この修正は、run_order メソッドの存在確認に誤ったレシーバーが使われていた点を解消します。コメントに「MT6 API change」と記されているとおり、このガード条件はMinitest 6で導入された run_order APIへの対応として書かれたものです。しかし run_order が実際に定義されているのは Minitest モジュールではなく Minitest::Runnable クラスであるため、Minitest.respond_to? による確認は意図した動作を保証できていませんでした。

技術的な変更

activesupport/lib/active_support/test_case.rb のガード条件1行が修正されました。

変更前:

if Minitest.respond_to? :run_order # MT6 API change
  def run_order # :nodoc:
    test_order
  end
end

変更後:

if Minitest::Runnable.respond_to? :run_order # MT6 API change
  def run_order # :nodoc:
    test_order
  end
end

respond_to? のレシーバーを Minitest(モジュール)から Minitest::Runnable(クラス)に変更しています。run_order はテスト実行の順序制御を担うクラスメソッドであり、Minitest::Runnable に定義されるものです。Minitest モジュール自体への問い合わせでは常に false を返す可能性があり、ガードが正しく機能しないまま残っていました。

設計判断

respond_to? によるバージョン互換ガードという既存の方針自体は維持されています。
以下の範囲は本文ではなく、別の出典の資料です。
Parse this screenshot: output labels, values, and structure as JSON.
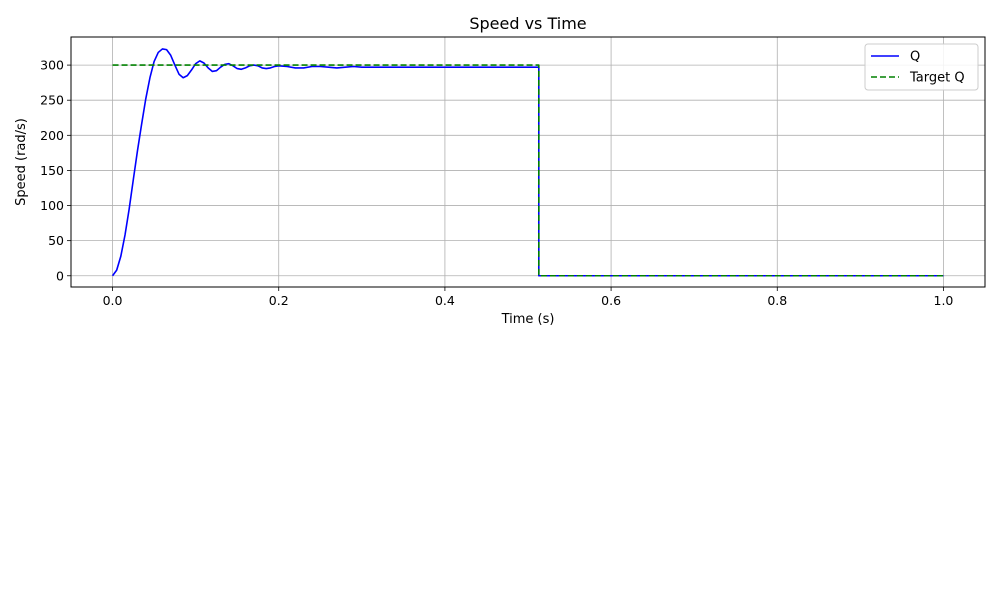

メソッドの有無でAPIの存在を確認するダックタイピング的なアプローチは、MinitestのバージョンごとのAPI差異を吸収する上で有効な手段です。今回の変更は方針を変えるものではなく、問い合わせ先を実際にメソッドが定義されているオブジェクトへ正確に向けるという修正です。Minitest モジュールと Minitest::Runnable クラスは別オブジェクトであり、クラスメソッドの存在確認には正しいレシーバーを指定する必要があります。

まとめ

1行の修正ですが、ガード条件が実際にメソッドを持つ正しいオブジェクトを参照するようになり、Minitest 6以降のAPIへの対応が意図どおりに機能します。respond_to? を使ったバージョン互換処理では、レシーバーの選択が正確さを左右するという点を改めて示す変更です。